The ExoMars mission has reached a significant milestone as the most complex parachute system ever designed for Mars successfully completed a high-altitude drop test on Earth. Conducted on July 7, 2025, at the Esrange Space Center in Kiruna, northern Sweden, the test involved a stratospheric helium balloon lifting a mock-up landing platform to nearly 30 km above the Arctic Circle, where two large parachutes were deployed.
The European Space Agency (ESA) engineer, Luca Ferracina, expressed confidence in the system, stating,
“We are happy to confirm that we have a parachute design that can work on Mars – an ambitious system with the largest parachute ever to be flown outside Earth.”
Testing Mars Landings on Earth
To simulate the conditions of Mars’ thin atmosphere, which is about 1% of Earth’s density at sea level, the test required the balloon to reach an altitude of 29 km, nearly three times higher than commercial aircraft fly. The dummy capsule experienced a free-fall for about 20 seconds, reaching near-supersonic speeds before the parachutes were deployed.
Luca Ferracina explained the importance of this testing, noting,
“The combination of velocity and low atmospheric density in this test is exactly the same as what the parachutes will experience on Mars. Testing on Earth is a way to gain confidence and confirm that all the elements perform as expected.”
The Esrange Space Center, with its long history of stratospheric balloon missions, provided the ideal environment for such a complex operation, requiring precise logistics and favorable weather conditions.
Innovative Parachute Design
Landing on Mars is notoriously challenging, with the descent module needing to decelerate from 21,000 km/h to a gentle touchdown in just six minutes. This mission aims to deliver the Rosalind Franklin rover safely to the Martian surface for exploration.
The parachute system, designed by UK-based Vorticity, includes two main parachutes, each with a pilot chute for extraction, and a retro-rocket propulsion system activated 20 seconds before landing. John Underwood, Vorticity’s principal engineer, highlighted the efficiency of the dual-parachute approach, stating,
“Using two parachutes allows us to design a strong, medium-sized parachute to decelerate the probe through supersonic speeds and then a much larger, lightweight parachute for the final descent.”
Parachute Specifications
The first stage parachute, measuring 15 meters in diameter, draws inspiration from the parachutes used in NASA’s Viking Mars missions in the 1970s. The second stage parachute, at 35 meters wide, is the largest ever designed for deployment on Mars, crafted from over 800 square meters of fabric and more than four kilometers of suspension lines. Its meticulous folding process is crucial for successful deployment.
Challenges and Future Prospects
The parachute system, initially qualified for a 2021 Mars mission, faced delays due to geopolitical tensions, specifically Russia’s invasion of Ukraine. The current campaign aims to verify the parachutes’ performance after extended storage.

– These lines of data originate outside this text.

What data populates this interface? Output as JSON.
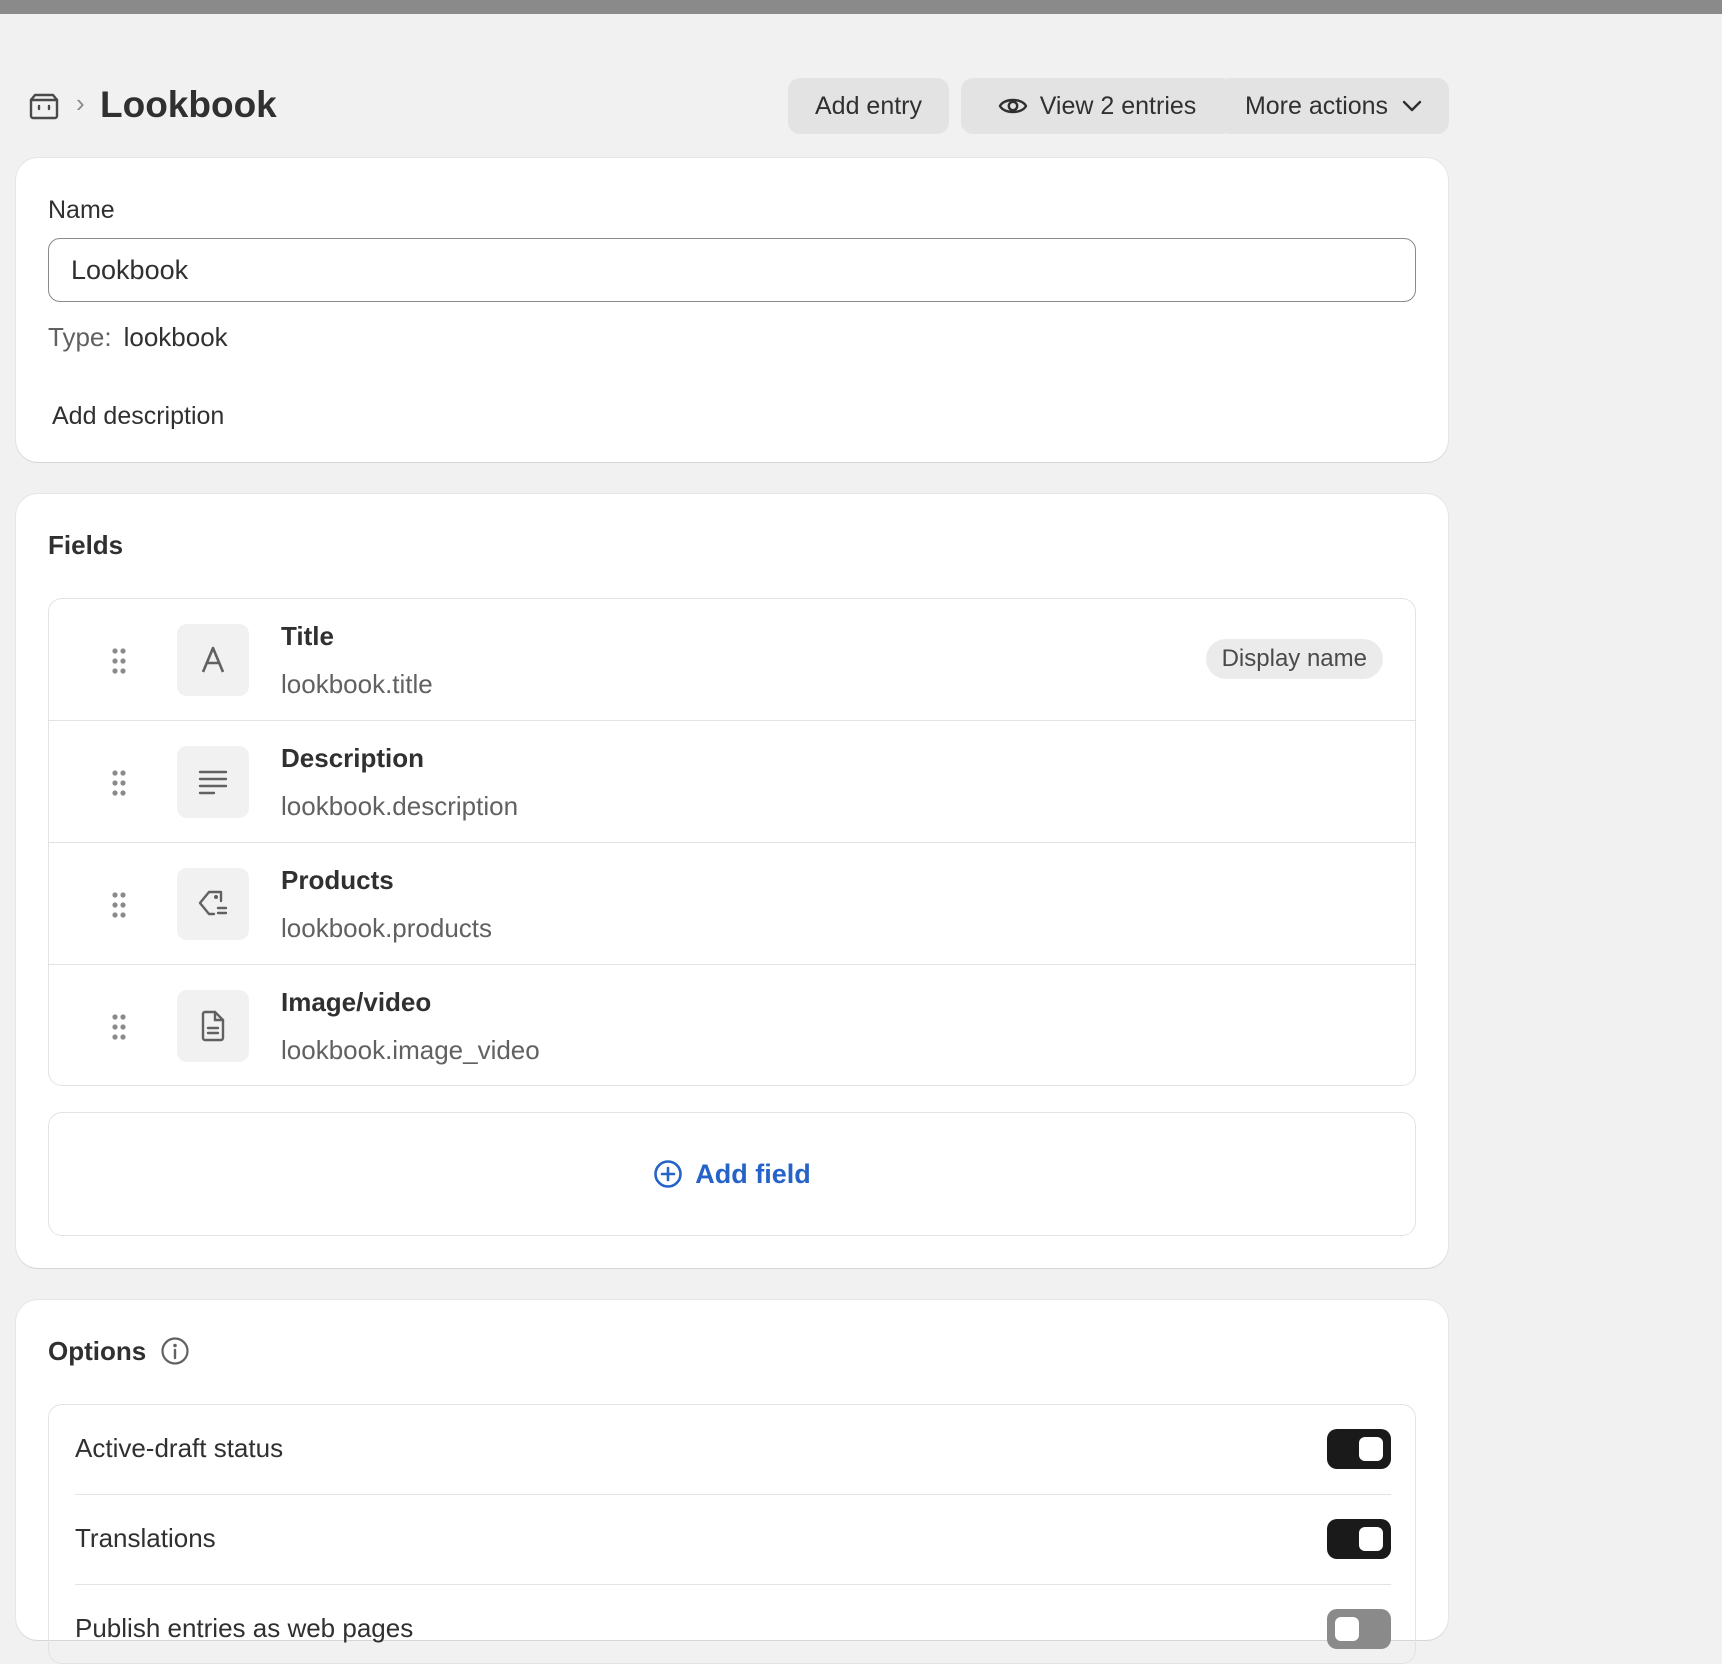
{
  "header": {
    "title": "Lookbook",
    "add_entry_label": "Add entry",
    "view_entries_label": "View 2 entries",
    "more_actions_label": "More actions"
  },
  "general": {
    "name_label": "Name",
    "name_value": "Lookbook",
    "type_label": "Type:",
    "type_value": "lookbook",
    "add_description_label": "Add description"
  },
  "fields": {
    "title": "Fields",
    "items": [
      {
        "name": "Title",
        "key": "lookbook.title",
        "icon": "text-icon",
        "badge": "Display name"
      },
      {
        "name": "Description",
        "key": "lookbook.description",
        "icon": "multiline-text-icon"
      },
      {
        "name": "Products",
        "key": "lookbook.products",
        "icon": "product-tag-icon"
      },
      {
        "name": "Image/video",
        "key": "lookbook.image_video",
        "icon": "file-icon"
      }
    ],
    "add_field_label": "Add field"
  },
  "options": {
    "title": "Options",
    "items": [
      {
        "label": "Active-draft status",
        "enabled": true
      },
      {
        "label": "Translations",
        "enabled": true
      },
      {
        "label": "Publish entries as web pages",
        "enabled": false
      }
    ]
  },
  "colors": {
    "accent_link": "#2563c9",
    "toggle_on": "#1a1a1a",
    "toggle_off": "#8a8a8a",
    "page_background": "#f1f1f1"
  }
}
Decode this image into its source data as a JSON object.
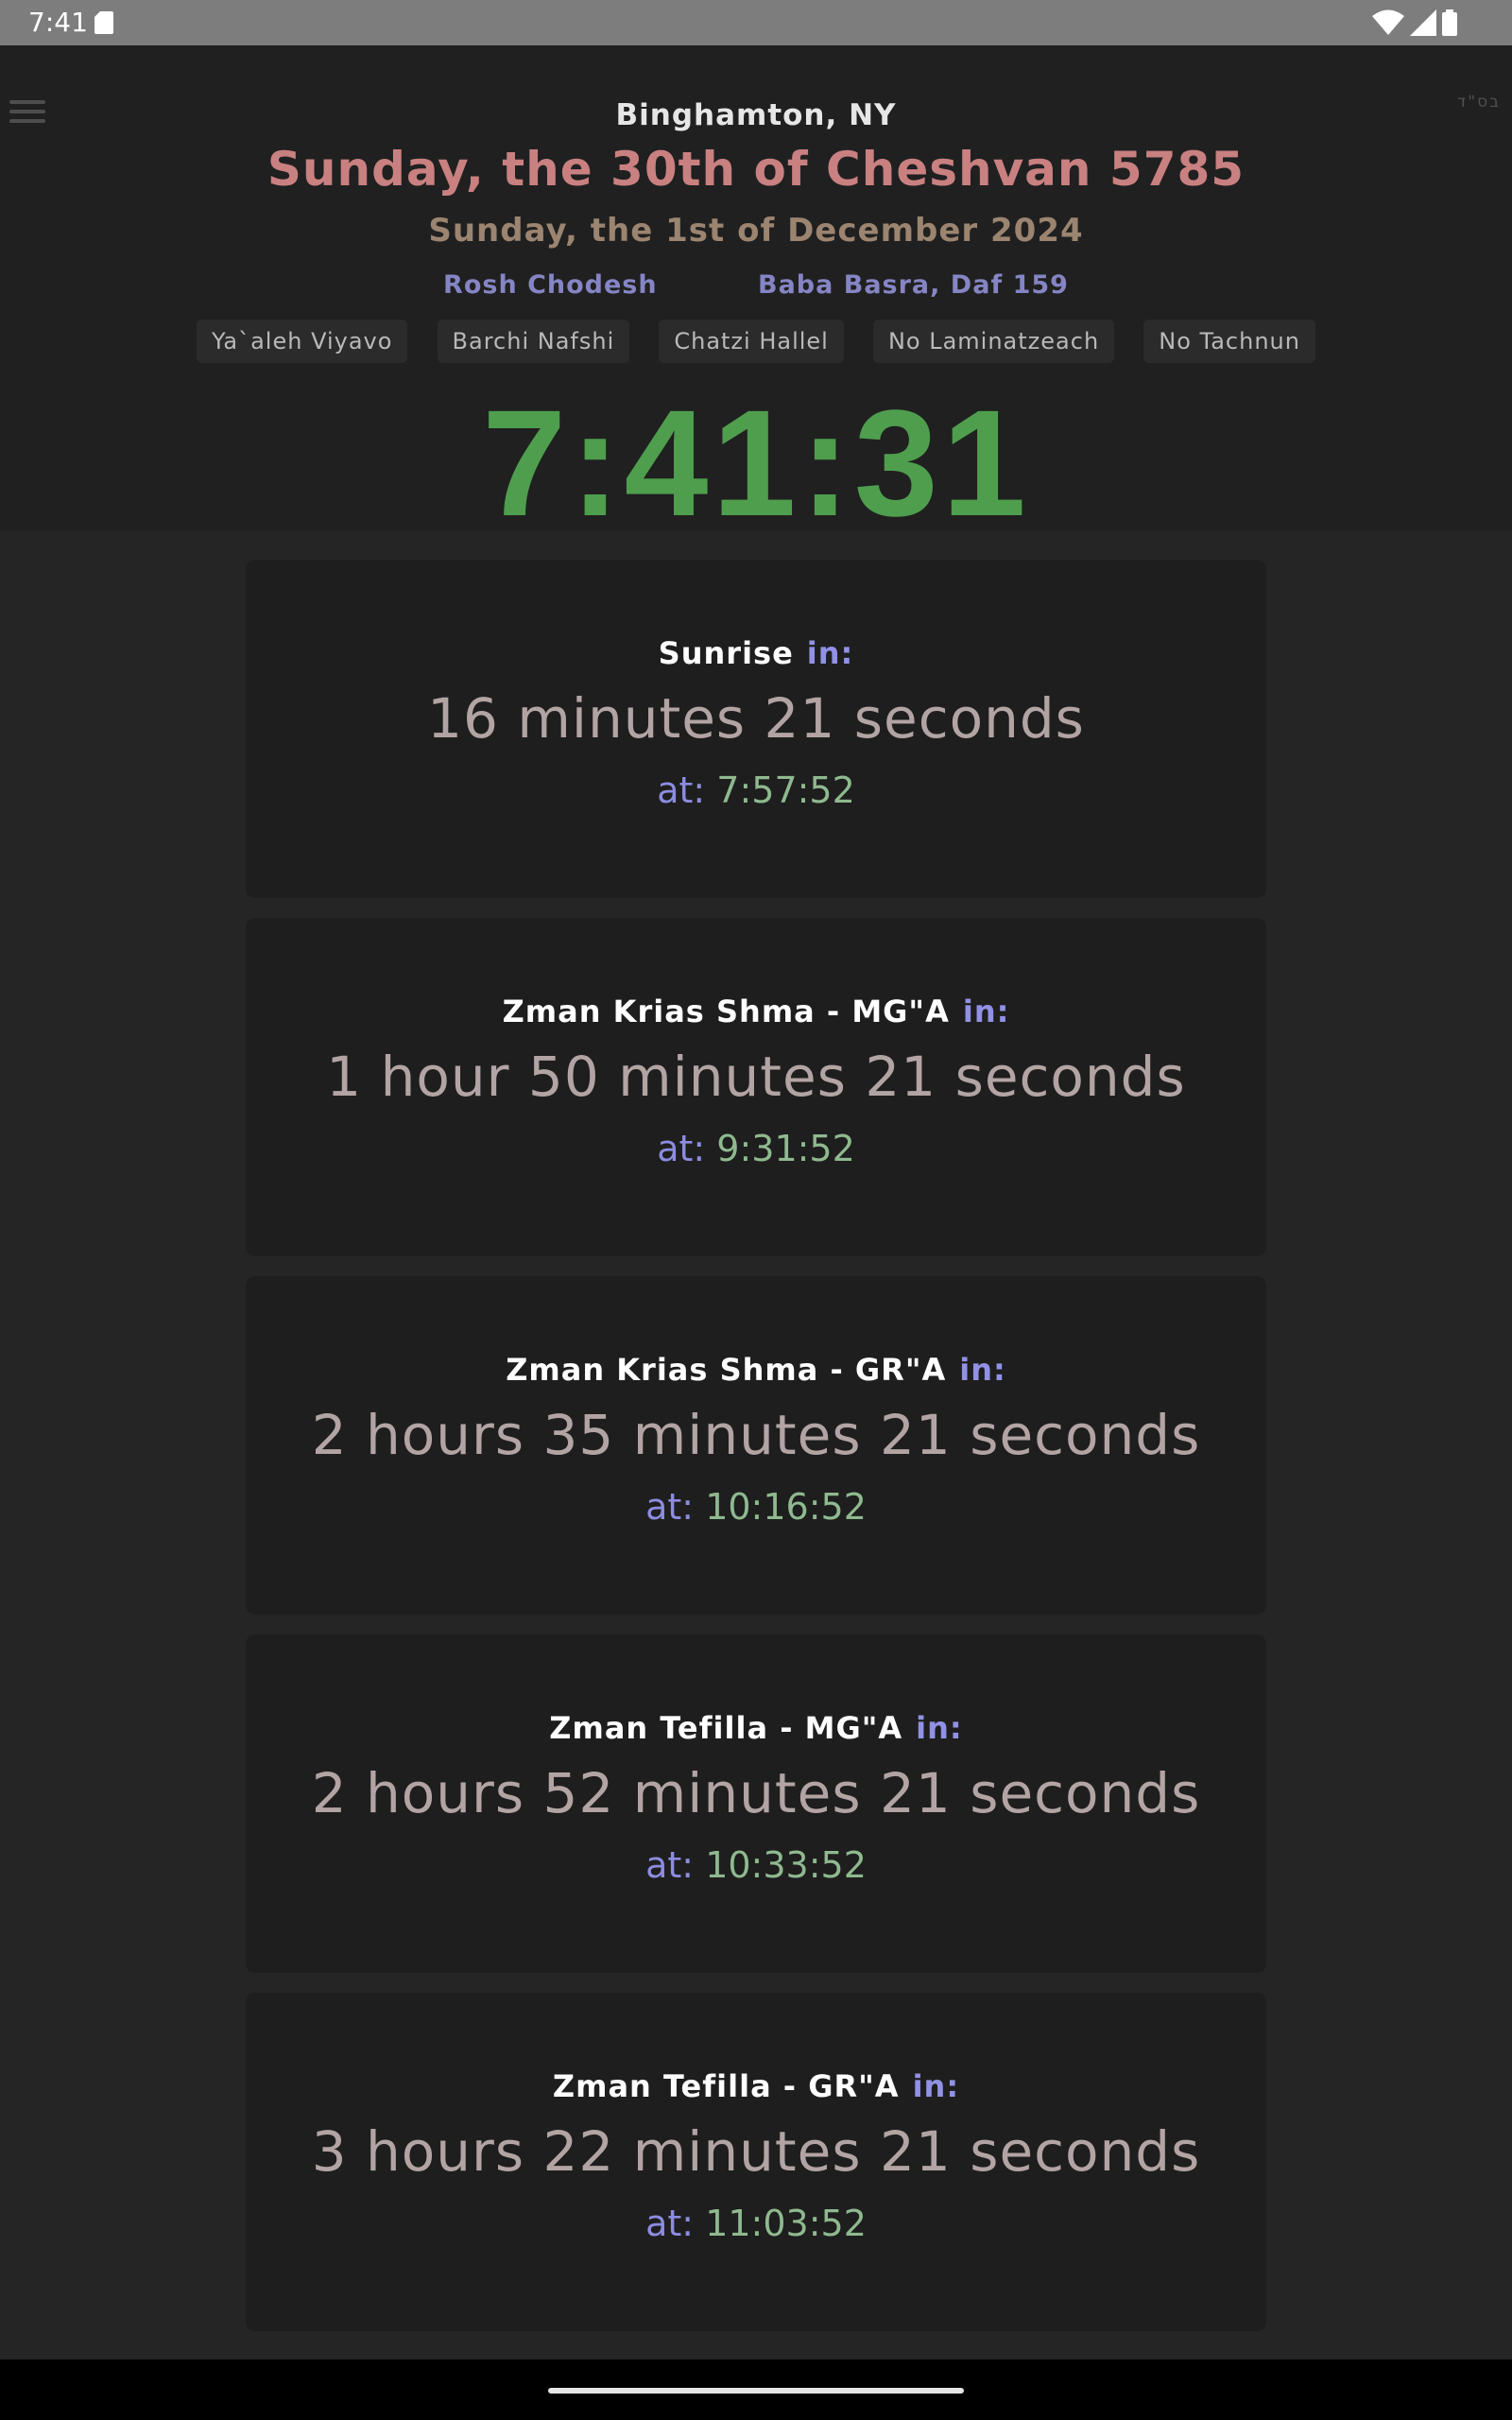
{
  "status_bar": {
    "time": "7:41",
    "icons": [
      "sd-card-icon",
      "wifi-icon",
      "signal-icon",
      "battery-icon"
    ]
  },
  "header": {
    "bsd": "בס\"ד",
    "location": "Binghamton, NY",
    "hebrew_date": "Sunday, the 30th of Cheshvan 5785",
    "gregorian_date": "Sunday, the 1st of December 2024",
    "info": [
      "Rosh Chodesh",
      "Baba Basra, Daf 159"
    ],
    "tags": [
      "Ya`aleh Viyavo",
      "Barchi Nafshi",
      "Chatzi Hallel",
      "No Laminatzeach",
      "No Tachnun"
    ],
    "clock": "7:41:31"
  },
  "zmanim": [
    {
      "title": "Sunrise",
      "in_label": "in:",
      "countdown": "16 minutes 21 seconds",
      "at_label": "at:",
      "at_time": "7:57:52"
    },
    {
      "title": "Zman Krias Shma - MG\"A",
      "in_label": "in:",
      "countdown": "1 hour 50 minutes 21 seconds",
      "at_label": "at:",
      "at_time": "9:31:52"
    },
    {
      "title": "Zman Krias Shma - GR\"A",
      "in_label": "in:",
      "countdown": "2 hours 35 minutes 21 seconds",
      "at_label": "at:",
      "at_time": "10:16:52"
    },
    {
      "title": "Zman Tefilla - MG\"A",
      "in_label": "in:",
      "countdown": "2 hours 52 minutes 21 seconds",
      "at_label": "at:",
      "at_time": "10:33:52"
    },
    {
      "title": "Zman Tefilla - GR\"A",
      "in_label": "in:",
      "countdown": "3 hours 22 minutes 21 seconds",
      "at_label": "at:",
      "at_time": "11:03:52"
    }
  ],
  "colors": {
    "background": "#252525",
    "header_bg": "#202020",
    "card_bg": "#1e1e1e",
    "hebrew_date": "#c98080",
    "gregorian_date": "#9b8470",
    "info": "#8585c5",
    "clock": "#4e9e4e",
    "in_label": "#9191e6",
    "at_time": "#8fb98f"
  }
}
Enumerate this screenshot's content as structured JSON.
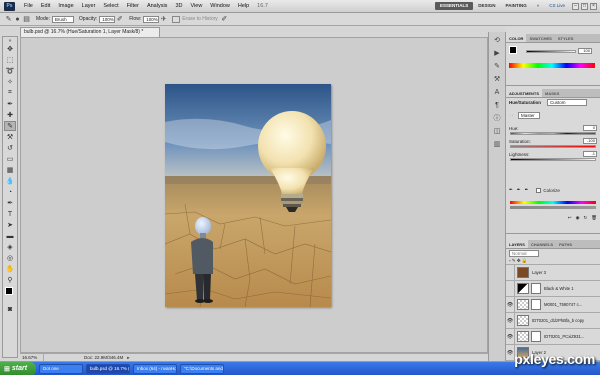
{
  "app": {
    "logo": "Ps"
  },
  "menu": [
    "File",
    "Edit",
    "Image",
    "Layer",
    "Select",
    "Filter",
    "Analysis",
    "3D",
    "View",
    "Window",
    "Help"
  ],
  "zoom_menu": "16.7",
  "workspaces": [
    "ESSENTIALS",
    "DESIGN",
    "PAINTING"
  ],
  "cs_live": "CS Live",
  "options": {
    "mode_label": "Mode:",
    "mode_value": "Brush",
    "opacity_label": "Opacity:",
    "opacity_value": "100%",
    "flow_label": "Flow:",
    "flow_value": "100%",
    "erase_history": "Erase to History"
  },
  "document": {
    "tab_title": "bulb.psd @ 16.7% (Hue/Saturation 1, Layer Mask/8) *",
    "zoom": "16.67%",
    "doc_size": "Doc: 22.9M/346.4M"
  },
  "color_panel": {
    "tabs": [
      "COLOR",
      "SWATCHES",
      "STYLES"
    ],
    "value": "100"
  },
  "adjustments_panel": {
    "tabs": [
      "ADJUSTMENTS",
      "MASKS"
    ],
    "type_label": "Hue/Saturation",
    "preset": "Custom",
    "channel": "Master",
    "hue_label": "Hue:",
    "hue_value": "0",
    "saturation_label": "Saturation:",
    "saturation_value": "-100",
    "lightness_label": "Lightness:",
    "lightness_value": "-1",
    "colorize_label": "Colorize"
  },
  "layers_panel": {
    "tabs": [
      "LAYERS",
      "CHANNELS",
      "PATHS"
    ],
    "blend_mode": "Normal",
    "layers": [
      {
        "name": "Layer 3"
      },
      {
        "name": "Black & White 1"
      },
      {
        "name": "M0001_7590747 c..."
      },
      {
        "name": "IDT0201_d1lzPhBfa_b copy"
      },
      {
        "name": "IDT0201_PCxiZ931..."
      },
      {
        "name": "Layer 2"
      }
    ]
  },
  "taskbar": {
    "start": "start",
    "tasks": [
      "Dot one",
      "bulb.psd @ 16.7% (H...",
      "Inbox (64) - nvanHoo...",
      "\"C:\\Documents and S..."
    ]
  },
  "watermark": "pxleyes.com"
}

With components sourced from across Europe, including the Netherlands, Italy, and Czechia, the project underscores Europe’s expertise in space technology. Thales Alenia Space in France supervised the test campaign, ensuring the assembly system’s integrity.
John Underwood emphasized the advantages of Earth-based testing, stating,
“Testing on Earth has the advantage that we can obtain much more data and recover the parachutes for inspection after the test.”
The data collected will be analyzed alongside high-speed video footage to refine deceleration profiles and inflation models.
As the ExoMars mission progresses, the successful parachute test marks a crucial step towards ensuring the safe delivery of scientific payloads to Mars, paving the way for future exploration and discovery on the Red Planet.